Gollum Gollum 20 mars 2018 16:16

@tous


Quelques aphorismes de Nietzsche tirés d’Aurore.. Je ne m’en lasse jamais. smiley

440.
Ne point abdiquer ! — Renoncer au monde sans le connaître, comme une nonne, — c’est aboutir à une solitude stérile, peut-être mélancolique. Cela n’a rien de commun avec la solitude de la vie contemplative chez le penseur : lorsqu’il choisit cette solitude il ne veut nullement renoncer ; ce serait tout au contraire pour lui du renoncement, de la mélancolie, la destruction de soi-même, de devoir persister dans la vie pratique : il renonce à celle-ci, puisqu’il la connaît, puisqu’il se connaît. C’est ainsi qu’il fait un bond dans son eau, c’est ainsi qu’il gagne sa sérénité.

441.
Pourquoi le prochain devient pour nous de plus en plus lointain. — Plus nous songeons à tout ce qui était, à tout ce qui sera, plus nous apparaît atténué ce qui fortuitement se trouve dans le présent. Si nous vivons avec les morts et si nous mourons de leur agonie, que sont encore pour nous les « prochains » ? Nous devenons plus solitaires, — et cela parce que le flot de l’humanité tout entière bruit autour de nous.
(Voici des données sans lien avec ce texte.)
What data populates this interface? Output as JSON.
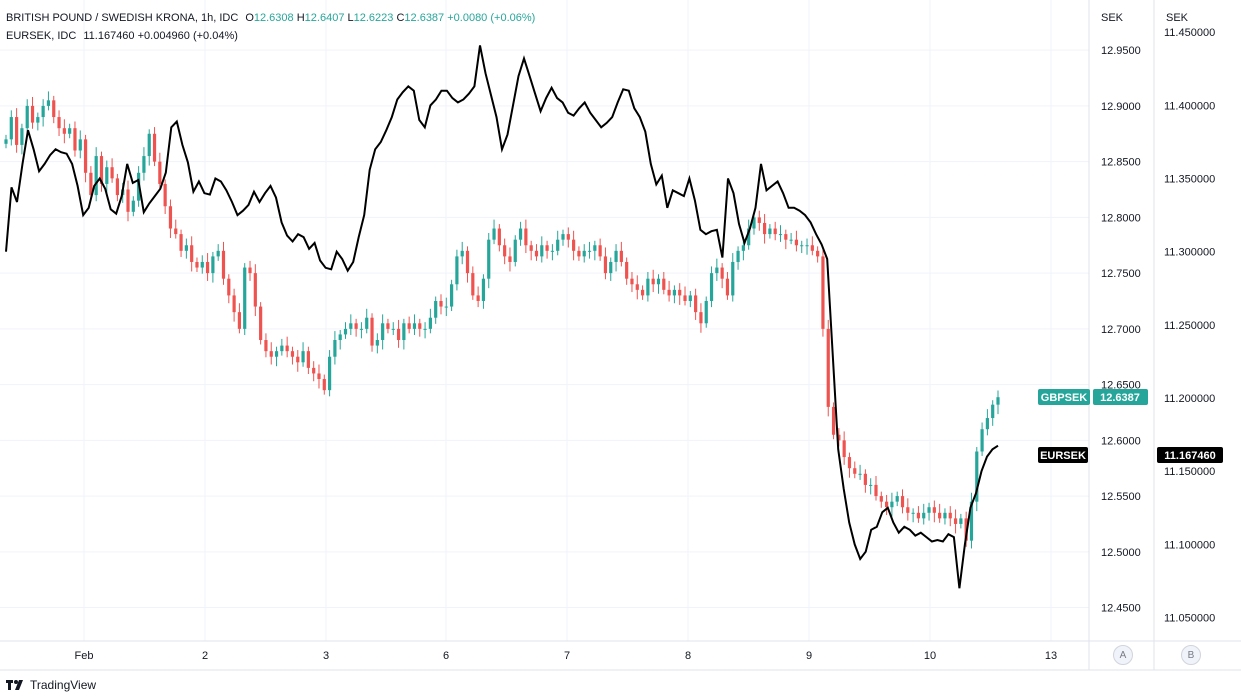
{
  "legend": {
    "line1": {
      "symbol": "BRITISH POUND / SWEDISH KRONA, 1h, IDC",
      "o_label": "O",
      "o": "12.6308",
      "h_label": "H",
      "h": "12.6407",
      "l_label": "L",
      "l": "12.6223",
      "c_label": "C",
      "c": "12.6387",
      "change": "+0.0080 (+0.06%)"
    },
    "line2": {
      "symbol": "EURSEK, IDC",
      "value": "11.167460",
      "change": "+0.004960 (+0.04%)"
    }
  },
  "axes": {
    "left_currency": "SEK",
    "right_currency": "SEK",
    "scale_a": "A",
    "scale_b": "B"
  },
  "tags": {
    "gbpsek_name": "GBPSEK",
    "gbpsek_value": "12.6387",
    "eursek_name": "EURSEK",
    "eursek_value": "11.167460"
  },
  "footer": {
    "brand": "TradingView"
  },
  "colors": {
    "up": "#26a69a",
    "down": "#ef5350",
    "line": "#000000",
    "grid": "#f0f3fa"
  },
  "chart_data": {
    "type": "candlestick+line",
    "x_ticks": [
      "Feb",
      "2",
      "3",
      "6",
      "7",
      "8",
      "9",
      "10",
      "13"
    ],
    "primary": {
      "name": "GBPSEK",
      "ylim": [
        12.42,
        12.995
      ],
      "y_ticks": [
        "12.9500",
        "12.9000",
        "12.8500",
        "12.8000",
        "12.7500",
        "12.7000",
        "12.6500",
        "12.6000",
        "12.5500",
        "12.5000",
        "12.4500"
      ],
      "closes": [
        12.87,
        12.89,
        12.865,
        12.88,
        12.9,
        12.885,
        12.89,
        12.9,
        12.905,
        12.89,
        12.88,
        12.875,
        12.88,
        12.86,
        12.87,
        12.84,
        12.82,
        12.855,
        12.83,
        12.845,
        12.835,
        12.82,
        12.825,
        12.805,
        12.815,
        12.84,
        12.855,
        12.875,
        12.85,
        12.83,
        12.81,
        12.79,
        12.785,
        12.77,
        12.775,
        12.76,
        12.755,
        12.76,
        12.75,
        12.765,
        12.77,
        12.745,
        12.73,
        12.715,
        12.7,
        12.755,
        12.75,
        12.72,
        12.69,
        12.68,
        12.675,
        12.68,
        12.685,
        12.68,
        12.675,
        12.67,
        12.68,
        12.665,
        12.66,
        12.655,
        12.645,
        12.675,
        12.69,
        12.695,
        12.7,
        12.705,
        12.7,
        12.7,
        12.71,
        12.685,
        12.69,
        12.705,
        12.7,
        12.7,
        12.69,
        12.705,
        12.7,
        12.705,
        12.7,
        12.7,
        12.71,
        12.725,
        12.72,
        12.72,
        12.74,
        12.765,
        12.77,
        12.75,
        12.73,
        12.725,
        12.745,
        12.78,
        12.79,
        12.775,
        12.765,
        12.76,
        12.78,
        12.79,
        12.775,
        12.77,
        12.765,
        12.775,
        12.77,
        12.77,
        12.78,
        12.785,
        12.78,
        12.77,
        12.765,
        12.77,
        12.77,
        12.775,
        12.765,
        12.75,
        12.76,
        12.77,
        12.76,
        12.745,
        12.74,
        12.735,
        12.73,
        12.745,
        12.74,
        12.745,
        12.735,
        12.73,
        12.735,
        12.73,
        12.725,
        12.73,
        12.715,
        12.705,
        12.725,
        12.75,
        12.755,
        12.745,
        12.73,
        12.76,
        12.77,
        12.775,
        12.79,
        12.8,
        12.795,
        12.785,
        12.79,
        12.785,
        12.785,
        12.78,
        12.78,
        12.775,
        12.775,
        12.775,
        12.77,
        12.765,
        12.7,
        12.63,
        12.605,
        12.6,
        12.585,
        12.575,
        12.57,
        12.57,
        12.56,
        12.56,
        12.55,
        12.545,
        12.54,
        12.545,
        12.55,
        12.54,
        12.535,
        12.535,
        12.53,
        12.535,
        12.54,
        12.535,
        12.53,
        12.535,
        12.53,
        12.525,
        12.53,
        12.51,
        12.545,
        12.59,
        12.61,
        12.62,
        12.632,
        12.6387
      ]
    },
    "secondary": {
      "name": "EURSEK",
      "ylim": [
        11.034,
        11.472
      ],
      "y_ticks": [
        "11.450000",
        "11.400000",
        "11.350000",
        "11.300000",
        "11.250000",
        "11.200000",
        "11.150000",
        "11.100000",
        "11.050000"
      ],
      "values": [
        11.3,
        11.344,
        11.334,
        11.36,
        11.383,
        11.37,
        11.355,
        11.36,
        11.366,
        11.37,
        11.368,
        11.367,
        11.36,
        11.345,
        11.325,
        11.33,
        11.345,
        11.35,
        11.343,
        11.329,
        11.326,
        11.338,
        11.36,
        11.347,
        11.349,
        11.327,
        11.333,
        11.338,
        11.343,
        11.354,
        11.385,
        11.389,
        11.373,
        11.361,
        11.341,
        11.348,
        11.34,
        11.339,
        11.35,
        11.348,
        11.342,
        11.334,
        11.325,
        11.328,
        11.332,
        11.341,
        11.334,
        11.34,
        11.345,
        11.337,
        11.32,
        11.311,
        11.307,
        11.312,
        11.31,
        11.302,
        11.306,
        11.294,
        11.289,
        11.288,
        11.3,
        11.295,
        11.287,
        11.293,
        11.31,
        11.325,
        11.356,
        11.37,
        11.375,
        11.383,
        11.392,
        11.404,
        11.409,
        11.413,
        11.41,
        11.39,
        11.385,
        11.4,
        11.404,
        11.41,
        11.41,
        11.405,
        11.402,
        11.404,
        11.408,
        11.413,
        11.441,
        11.422,
        11.407,
        11.392,
        11.37,
        11.38,
        11.4,
        11.42,
        11.432,
        11.42,
        11.408,
        11.396,
        11.405,
        11.412,
        11.405,
        11.402,
        11.395,
        11.393,
        11.398,
        11.402,
        11.395,
        11.39,
        11.385,
        11.388,
        11.392,
        11.402,
        11.411,
        11.41,
        11.398,
        11.392,
        11.382,
        11.36,
        11.346,
        11.352,
        11.33,
        11.342,
        11.34,
        11.338,
        11.35,
        11.335,
        11.315,
        11.312,
        11.314,
        11.315,
        11.296,
        11.35,
        11.34,
        11.319,
        11.306,
        11.316,
        11.33,
        11.36,
        11.342,
        11.345,
        11.348,
        11.34,
        11.33,
        11.33,
        11.328,
        11.325,
        11.32,
        11.312,
        11.305,
        11.295,
        11.23,
        11.165,
        11.138,
        11.115,
        11.1,
        11.09,
        11.095,
        11.11,
        11.112,
        11.122,
        11.125,
        11.115,
        11.108,
        11.112,
        11.11,
        11.106,
        11.108,
        11.105,
        11.102,
        11.103,
        11.102,
        11.107,
        11.105,
        11.07,
        11.1,
        11.125,
        11.135,
        11.15,
        11.16,
        11.165,
        11.16746
      ]
    }
  }
}
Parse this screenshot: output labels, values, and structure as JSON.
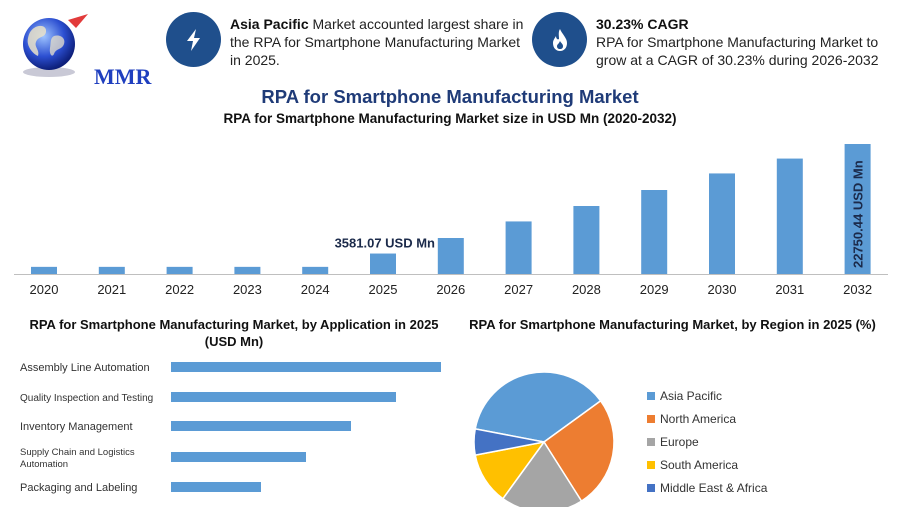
{
  "logo": {
    "text": "MMR"
  },
  "info1": {
    "bold": "Asia Pacific",
    "text": " Market accounted largest share in the RPA for Smartphone Manufacturing Market in 2025.",
    "icon": "lightning-bolt-icon"
  },
  "info2": {
    "bold": "30.23% CAGR",
    "text": "RPA for Smartphone Manufacturing Market to grow at a CAGR of 30.23% during 2026-2032",
    "icon": "flame-drop-icon"
  },
  "colors": {
    "bar": "#5b9bd5",
    "navy": "#1f4f8c",
    "title": "#1f3b78"
  },
  "chart_data": [
    {
      "type": "bar",
      "title": "RPA for Smartphone Manufacturing Market",
      "subtitle": "RPA for Smartphone Manufacturing Market size in USD Mn (2020-2032)",
      "categories": [
        "2020",
        "2021",
        "2022",
        "2023",
        "2024",
        "2025",
        "2026",
        "2027",
        "2028",
        "2029",
        "2030",
        "2031",
        "2032"
      ],
      "values": [
        1250,
        1250,
        1250,
        1250,
        1250,
        3581.07,
        6300,
        9200,
        11900,
        14700,
        17600,
        20200,
        22750.44
      ],
      "annotations": [
        {
          "category": "2025",
          "text": "3581.07 USD Mn"
        },
        {
          "category": "2032",
          "text": "22750.44 USD Mn"
        }
      ],
      "grid": false
    },
    {
      "type": "bar",
      "orientation": "horizontal",
      "title": "RPA for Smartphone Manufacturing Market, by Application in 2025 (USD Mn)",
      "categories": [
        "Assembly Line Automation",
        "Quality Inspection and Testing",
        "Inventory Management",
        "Supply Chain and Logistics Automation",
        "Packaging and Labeling"
      ],
      "values": [
        1080,
        900,
        720,
        540,
        360
      ]
    },
    {
      "type": "pie",
      "title": "RPA for Smartphone Manufacturing Market, by Region in 2025 (%)",
      "labels": [
        "Asia Pacific",
        "North America",
        "Europe",
        "South America",
        "Middle East & Africa"
      ],
      "values": [
        37,
        26,
        19,
        12,
        6
      ],
      "colors": [
        "#5b9bd5",
        "#ed7d31",
        "#a5a5a5",
        "#ffc000",
        "#4472c4"
      ],
      "legend": "right"
    }
  ]
}
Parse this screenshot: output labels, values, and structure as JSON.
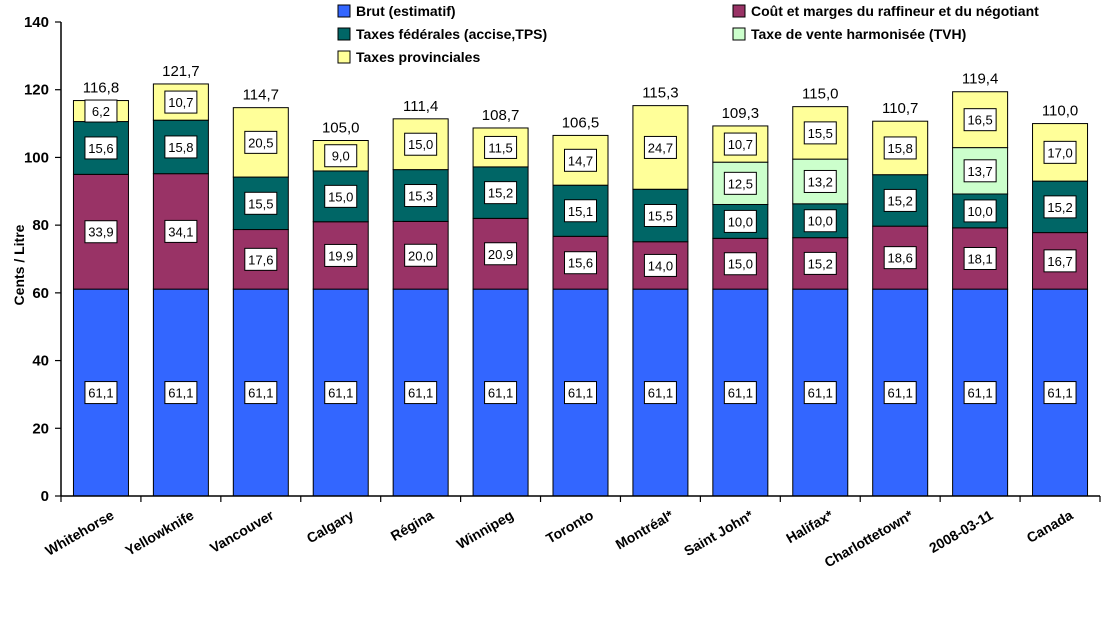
{
  "chart_data": {
    "type": "bar",
    "stacked": true,
    "title": "",
    "xlabel": "",
    "ylabel": "Cents / Litre",
    "ylim": [
      0,
      140
    ],
    "yticks": [
      0,
      20,
      40,
      60,
      80,
      100,
      120,
      140
    ],
    "grid": false,
    "legend_position": "top",
    "categories": [
      "Whitehorse",
      "Yellowknife",
      "Vancouver",
      "Calgary",
      "Régina",
      "Winnipeg",
      "Toronto",
      "Montréal*",
      "Saint John*",
      "Halifax*",
      "Charlottetown*",
      "2008-03-11",
      "Canada"
    ],
    "series": [
      {
        "name": "Brut (estimatif)",
        "color": "#3366FF",
        "values": [
          61.1,
          61.1,
          61.1,
          61.1,
          61.1,
          61.1,
          61.1,
          61.1,
          61.1,
          61.1,
          61.1,
          61.1,
          61.1
        ],
        "labels": [
          "61,1",
          "61,1",
          "61,1",
          "61,1",
          "61,1",
          "61,1",
          "61,1",
          "61,1",
          "61,1",
          "61,1",
          "61,1",
          "61,1",
          "61,1"
        ]
      },
      {
        "name": "Coût et marges du raffineur et du négotiant",
        "color": "#993366",
        "values": [
          33.9,
          34.1,
          17.6,
          19.9,
          20.0,
          20.9,
          15.6,
          14.0,
          15.0,
          15.2,
          18.6,
          18.1,
          16.7
        ],
        "labels": [
          "33,9",
          "34,1",
          "17,6",
          "19,9",
          "20,0",
          "20,9",
          "15,6",
          "14,0",
          "15,0",
          "15,2",
          "18,6",
          "18,1",
          "16,7"
        ]
      },
      {
        "name": "Taxes fédérales (accise,TPS)",
        "color": "#006666",
        "values": [
          15.6,
          15.8,
          15.5,
          15.0,
          15.3,
          15.2,
          15.1,
          15.5,
          10.0,
          10.0,
          15.2,
          10.0,
          15.2
        ],
        "labels": [
          "15,6",
          "15,8",
          "15,5",
          "15,0",
          "15,3",
          "15,2",
          "15,1",
          "15,5",
          "10,0",
          "10,0",
          "15,2",
          "10,0",
          "15,2"
        ]
      },
      {
        "name": "Taxe de vente harmonisée (TVH)",
        "color": "#CCFFCC",
        "values": [
          null,
          null,
          null,
          null,
          null,
          null,
          null,
          null,
          12.5,
          13.2,
          null,
          13.7,
          null
        ],
        "labels": [
          "",
          "",
          "",
          "",
          "",
          "",
          "",
          "",
          "12,5",
          "13,2",
          "",
          "13,7",
          ""
        ]
      },
      {
        "name": "Taxes provinciales",
        "color": "#FFFF99",
        "values": [
          6.2,
          10.7,
          20.5,
          9.0,
          15.0,
          11.5,
          14.7,
          24.7,
          10.7,
          15.5,
          15.8,
          16.5,
          17.0
        ],
        "labels": [
          "6,2",
          "10,7",
          "20,5",
          "9,0",
          "15,0",
          "11,5",
          "14,7",
          "24,7",
          "10,7",
          "15,5",
          "15,8",
          "16,5",
          "17,0"
        ]
      }
    ],
    "totals": [
      116.8,
      121.7,
      114.7,
      105.0,
      111.4,
      108.7,
      106.5,
      115.3,
      109.3,
      115.0,
      110.7,
      119.4,
      110.0
    ],
    "total_labels": [
      "116,8",
      "121,7",
      "114,7",
      "105,0",
      "111,4",
      "108,7",
      "106,5",
      "115,3",
      "109,3",
      "115,0",
      "110,7",
      "119,4",
      "110,0"
    ]
  }
}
L’ardeur qui est en nous, l’ardeur qui embrase tout ce qui est humain, augmente sans cesse — c’est pourquoi nous regardons tout ce qui nous entoure comme si c’était devenu plus indifférent, plus semblable à un fantôme. — Mais la froideur de notre regard offense !

491.
À cause de cela la solitude ! — A : Tu veux donc retourner dans ton désert ? — B : Je ne suis pas leste, il faut que je m’attende moi-même, — il se fait chaque fois tard jusqu’à ce que l’eau du puits de mon moi monte jusqu’au jour, et souvent il faut que je souffre de la faim plus longtemps que je n’en ai la patience. C’est pourquoi je vais dans la solitude, pour ne pas boire dans les citernes qui sont là pour tout le monde. Au milieu du grand nombre je vis comme le grand nombre et je ne pense pas comme je pense ; au bout d’un certain temps j’éprouve toujours le sentiment que l’on veut m’exiler de moi-même et me dérober l’âme — et je me mets à en vouloir à tout le monde et à craindre tout le monde. J’ai alors besoin du désert pour redevenir bon.

566.
Vivre à bon compte. — La façon de vivre la meilleure marché et la plus insouciante est celle du penseur : car, pour dire tout de suite ce qui importe, c’est lui qui a le plus besoin des choses que les autres méprisent et abandonnent. — Il se réjouit du reste facilement et ne connaît pas les coûteux accès au plaisir ; son travail n’est pas dur, mais, en quelque sorte, méridional ; ses jours et ses nuits ne sont pas gâtés par le remords ; il se meut, mange, boit et dort selon la mesure qui convient à son esprit, pour que celui-ci devienne de plus en plus tranquille, fort et clair : il se réjouit de son corps et n’a pas de raison pour le craindre ; il n’a pas besoin de société, si ce n’est de temps en temps, pour embrasser ensuite sa solitude avec d’autant plus de tendresse ; les morts le dédommagent des vivants et il trouve même à remplacer ses amis, en évoquant parmi les morts les meilleurs qui aient jamais vécu. — Que l’on se demande une fois si ce ne sont pas les désirs et les habitudes contraires qui rendent la vie des hommes coûteuse, et par conséquent pénible et souvent insupportable. — Dans un autre sens pourtant la vie du penseur est la plus coûteuse, — rien n’est trop bon pour lui ; et être privé de ce qu’il y a de meilleur, ce serait pour le penseur une privation insupportable.